Daytrippers, Dunoon by David Sutherland (1883-1973) depicts crowds of people in gentle, rounded strokes of varying watercolour to capture their overall shape, as they board or disembark from a steam ship. Carriages pulled by horses are in the foreground, one horse remains partially unpainted showing the chalk sketch lines. The looseness of detail captured makes it unclear whether people are coming or going, as there is a lightness to the work that focuses more on the feeling of the crowd than individual details.

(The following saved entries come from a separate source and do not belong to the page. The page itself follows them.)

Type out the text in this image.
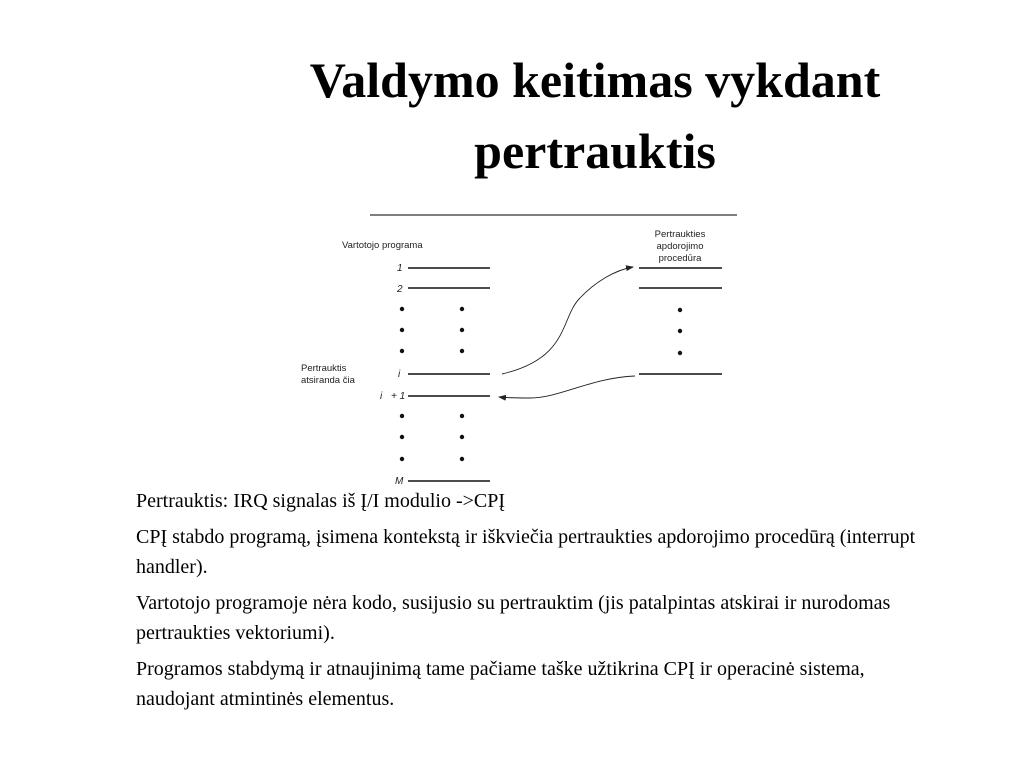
Valdymo keitimas vykdant
pertrauktis
Vartotojo programa
Pertraukties
apdorojimo
procedūra
Pertrauktis
atsiranda čia
1
2
i
i + 1
M

Pertrauktis: IRQ signalas iš Į/I modulio ->CPĮ

CPĮ stabdo programą, įsimena kontekstą ir iškviečia pertraukties apdorojimo procedūrą (interrupt handler).

Vartotojo programoje nėra kodo, susijusio su pertrauktim (jis patalpintas atskirai ir nurodomas pertraukties vektoriumi).

Programos stabdymą ir atnaujinimą tame pačiame taške užtikrina CPĮ ir operacinė sistema, naudojant atmintinės elementus.
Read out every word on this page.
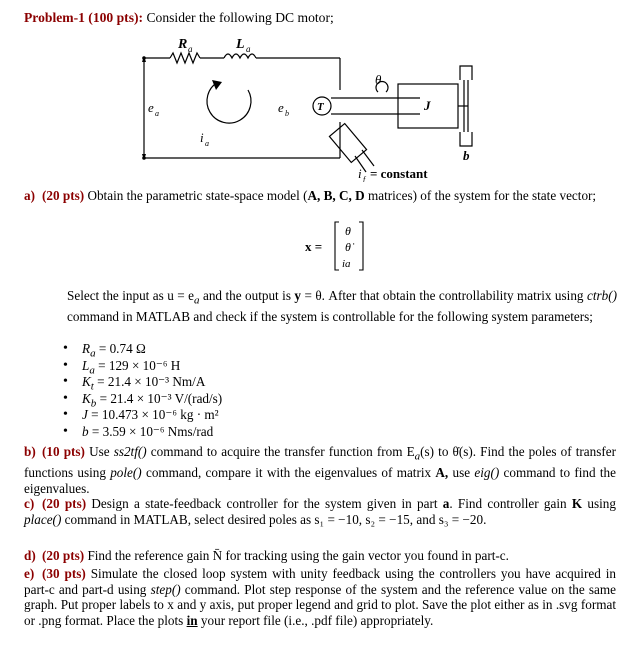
Problem-1 (100 pts): Consider the following DC motor;
R a	L a
e a
i a
e b
T
θ
J
b
i f = constant
a) (20 pts) Obtain the parametric state-space model (A, B, C, D matrices) of the system for the state vector;
x =
θ
θ̇
ia
Select the input as $u = e_a$ and the output is y = θ. After that obtain the controllability matrix using ctrb() command in MATLAB and check if the system is controllable for the following system parameters;
• $R_a = 0.74$ Ω
• $L_a = 129 \times 10^{-6}$ H
• $K_t = 21.4 \times 10^{-3}$ Nm/A
• $K_b = 21.4 \times 10^{-3}$ V/(rad/s)
• J = 10.473 × 10⁻⁶ kg · m²
• b = 3.59 × 10⁻⁶ Nms/rad
b) (10 pts) Use ss2tf() command to acquire the transfer function from $E_a(s)$ to θ̇(s). Find the poles of transfer functions using pole() command, compare it with the eigenvalues of matrix A, use eig() command to find the eigenvalues.
c) (20 pts) Design a state-feedback controller for the system given in part a. Find controller gain K using place() command in MATLAB, select desired poles as s₁ = −10, s₂ = −15, and s₃ = −20.
d) (20 pts) Find the reference gain N̄ for tracking using the gain vector you found in part-c.
e) (30 pts) Simulate the closed loop system with unity feedback using the controllers you have acquired in part-c and part-d using step() command. Plot step response of the system and the reference value on the same graph. Put proper labels to x and y axis, put proper legend and grid to plot. Save the plot either as in .svg format or .png format. Place the plots in your report file (i.e., .pdf file) appropriately.
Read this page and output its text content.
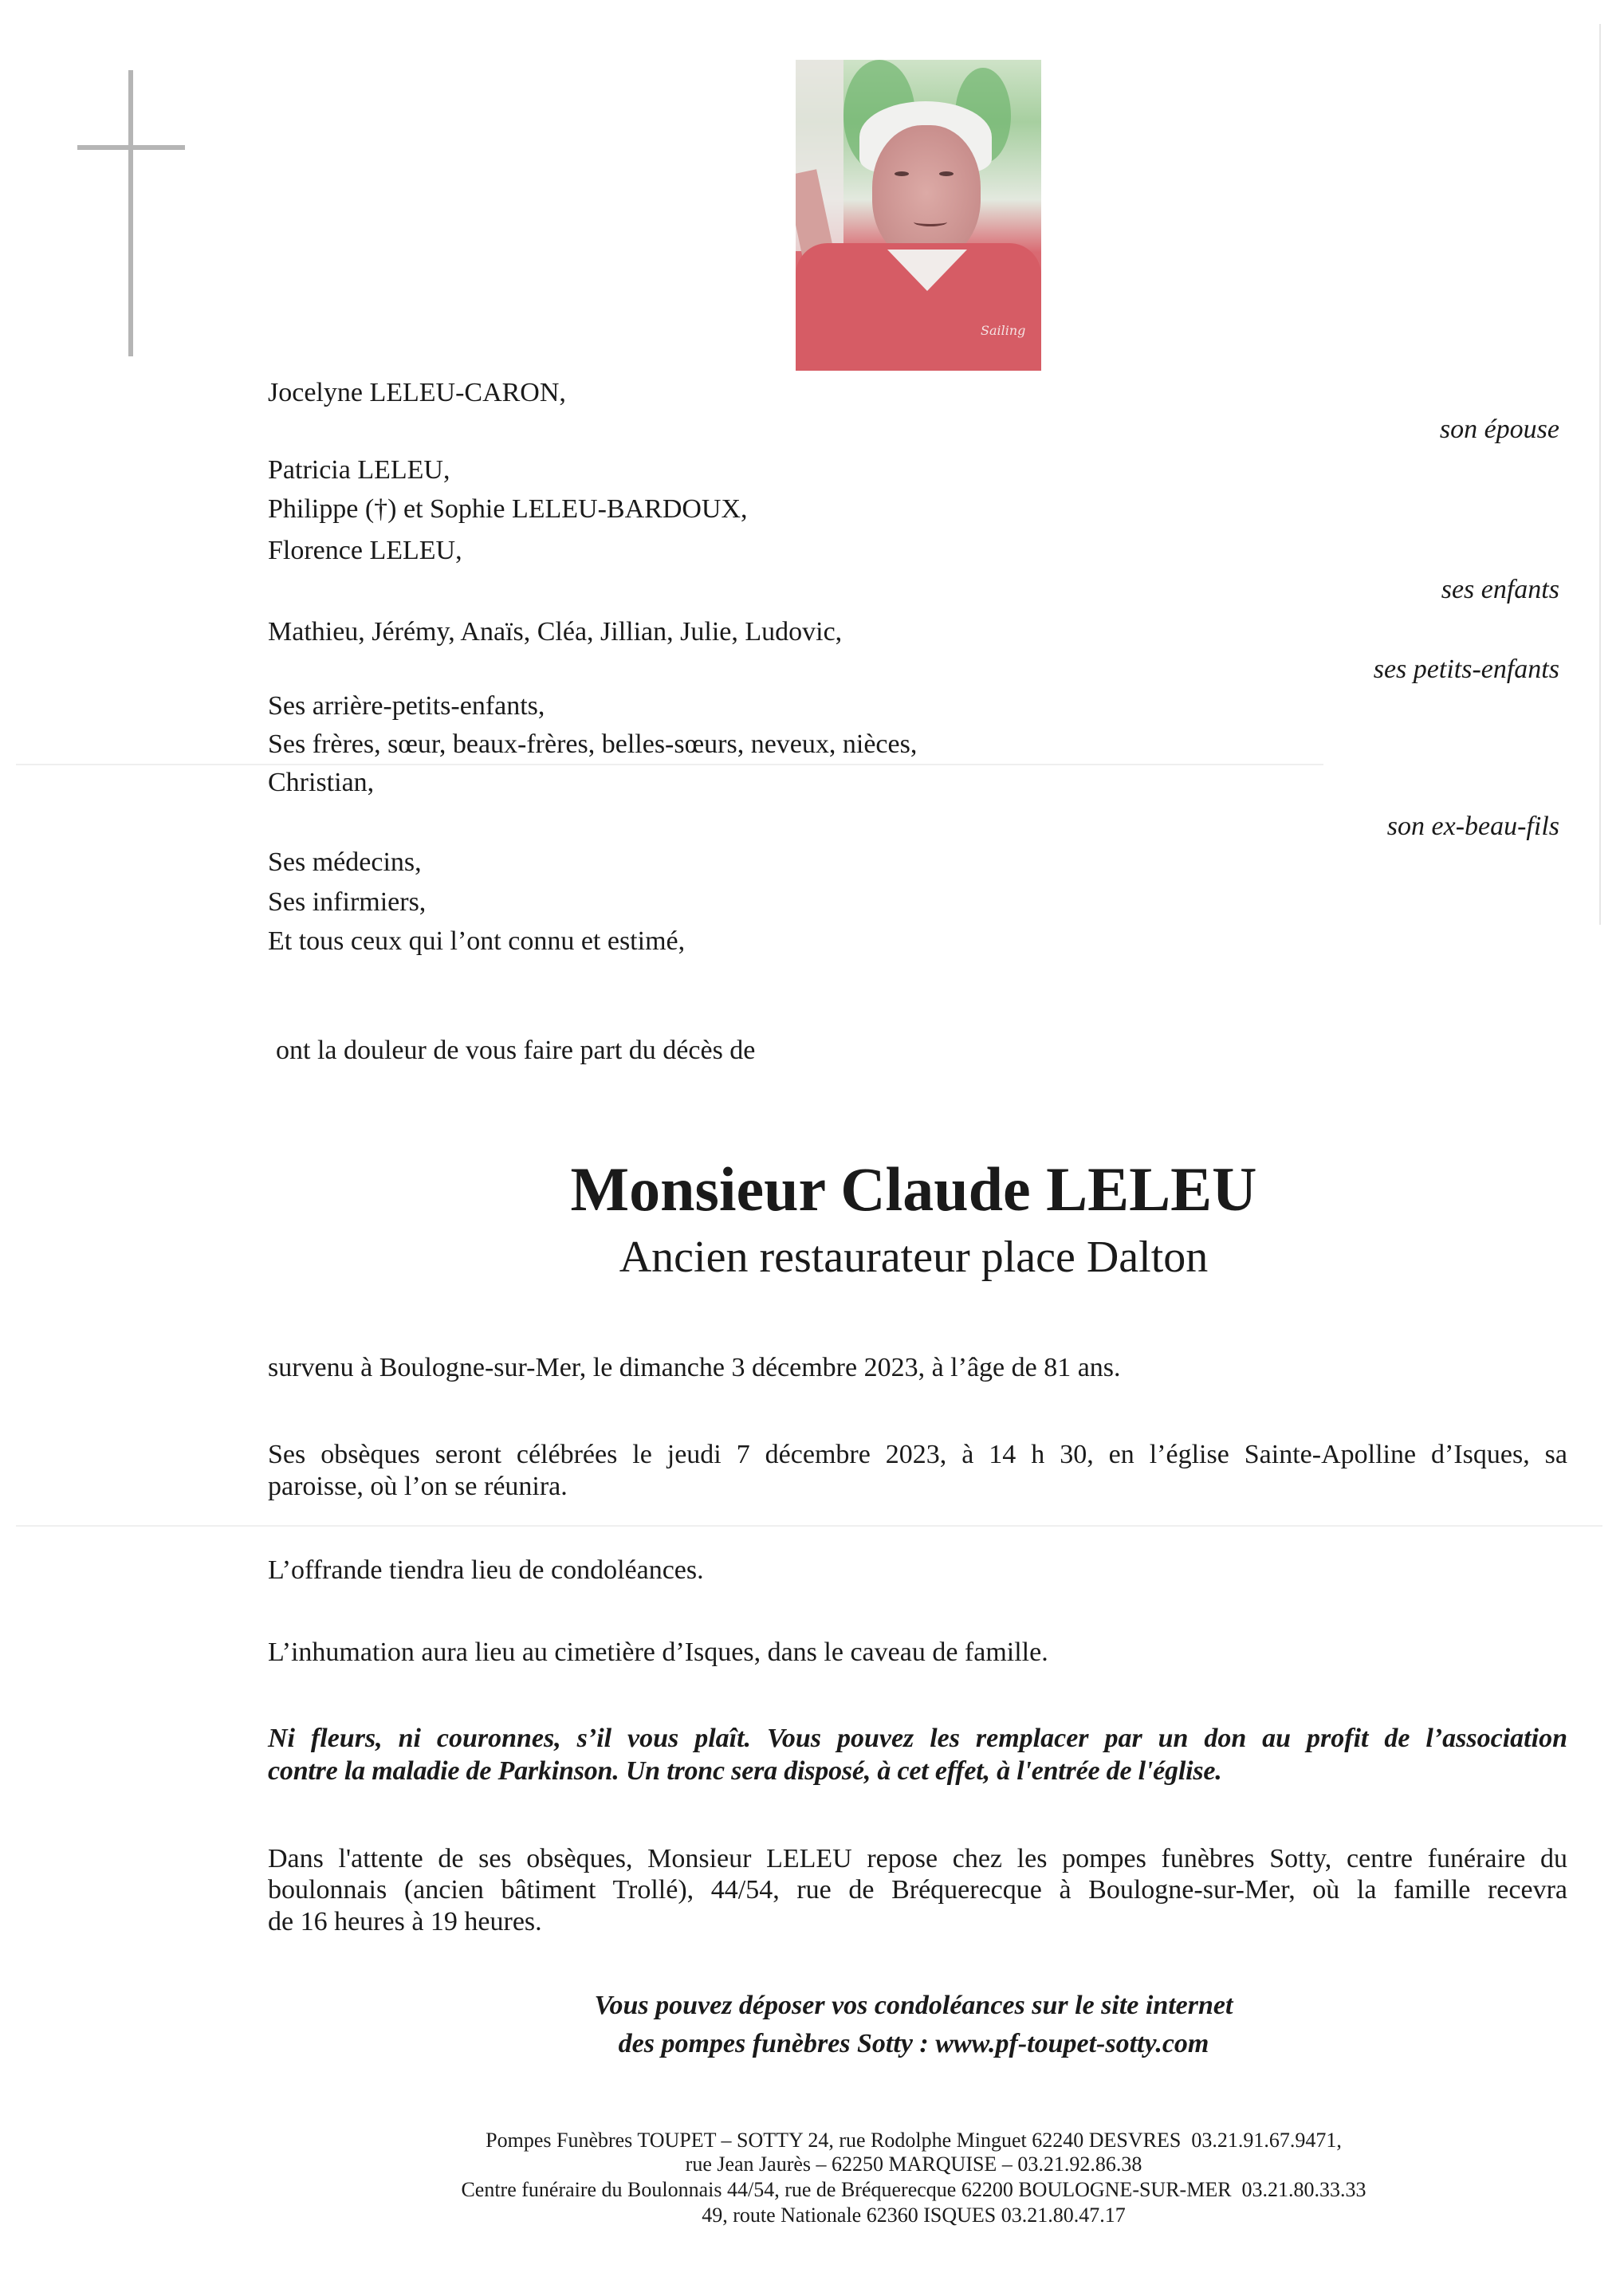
Sailing
Jocelyne LELEU-CARON,
Patricia LELEU,
Philippe (†) et Sophie LELEU-BARDOUX,
Florence LELEU,
Mathieu, Jérémy, Anaïs, Cléa, Jillian, Julie, Ludovic,
Ses arrière-petits-enfants,
Ses frères, sœur, beaux-frères, belles-sœurs, neveux, nièces,
Christian,
Ses médecins,
Ses infirmiers,
Et tous ceux qui l’ont connu et estimé,
son épouse
ses enfants
ses petits-enfants
son ex-beau-fils
ont la douleur de vous faire part du décès de
Monsieur Claude LELEU
Ancien restaurateur place Dalton
survenu à Boulogne-sur-Mer, le dimanche 3 décembre 2023, à l’âge de 81 ans.
Ses obsèques seront célébrées le jeudi 7 décembre 2023, à 14 h 30, en l’église Sainte-Apolline d’Isques, sa
paroisse, où l’on se réunira.
L’offrande tiendra lieu de condoléances.
L’inhumation aura lieu au cimetière d’Isques, dans le caveau de famille.
Ni fleurs, ni couronnes, s’il vous plaît. Vous pouvez les remplacer par un don au profit de l’association
contre la maladie de Parkinson. Un tronc sera disposé, à cet effet, à l'entrée de l'église.
Dans l'attente de ses obsèques, Monsieur LELEU repose chez les pompes funèbres Sotty, centre funéraire du
boulonnais (ancien bâtiment Trollé), 44/54, rue de Bréquerecque à Boulogne-sur-Mer, où la famille recevra
de 16 heures à 19 heures.
Vous pouvez déposer vos condoléances sur le site internet
des pompes funèbres Sotty : www.pf-toupet-sotty.com
Pompes Funèbres TOUPET – SOTTY 24, rue Rodolphe Minguet 62240 DESVRES  03.21.91.67.9471,
rue Jean Jaurès – 62250 MARQUISE – 03.21.92.86.38
Centre funéraire du Boulonnais 44/54, rue de Bréquerecque 62200 BOULOGNE-SUR-MER  03.21.80.33.33
49, route Nationale 62360 ISQUES 03.21.80.47.17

Many of Sutherland's other works focus on crowded, active scenes of people performing their daily lives or vacations. These often employ vibrant groupings of colour on fabric elements, like clothing and sails.
David Sutherland
1920
Chalk and watercolour on paper
871
76 × 84 cm
Dunoon (2650681)
Signed bottom left
© The Artist's Estate
David MacBeth Sutherland RSA, 1883-1973
Born in Wick, Caithness, Sutherland worked in a law office for two years before moving to Edinburgh, where he soon decided to take up art. From 1906 to 1909 he attended the Royal Scottish Academy's Life Class, where Charles Hodge Mackie was an important influence. He was awarded the Carnegie Travelling Scholarship, which allowed him to visit Paris and Spain in 1911, and in 1913 he went to The Netherlands and Belgium. The same year he joined the staff of Edinburgh College of Art, where he remained for twenty years except for service with the Royal Scots during the First World War. He was a successful teacher and respected by his colleagues.
Sutherland exhibited at the Edinburgh Group's early exhibitions in 1912 and 1913 and at the re-formed group's exhibition from 1919 to 1921. Dorothy Johnstone was a member of the re-formed group and a colleague on the college's staff until she and Sutherland married in 1924.
Between 1920 and 1924 Sutherland spent most of his summers at Concarneau, on the south coast of Brittany, which inspired many of his best paintings. During the late 1920s he began painting in the north-east of Scotland, often camping with William Gillies and John Maxwell.
In 1938 Sutherland was appointed Head of Gray's School of Art in Aberdeen, a post he held with distinction for some ten years. As well as being a figure and landscape painter, he executed many fine portraits.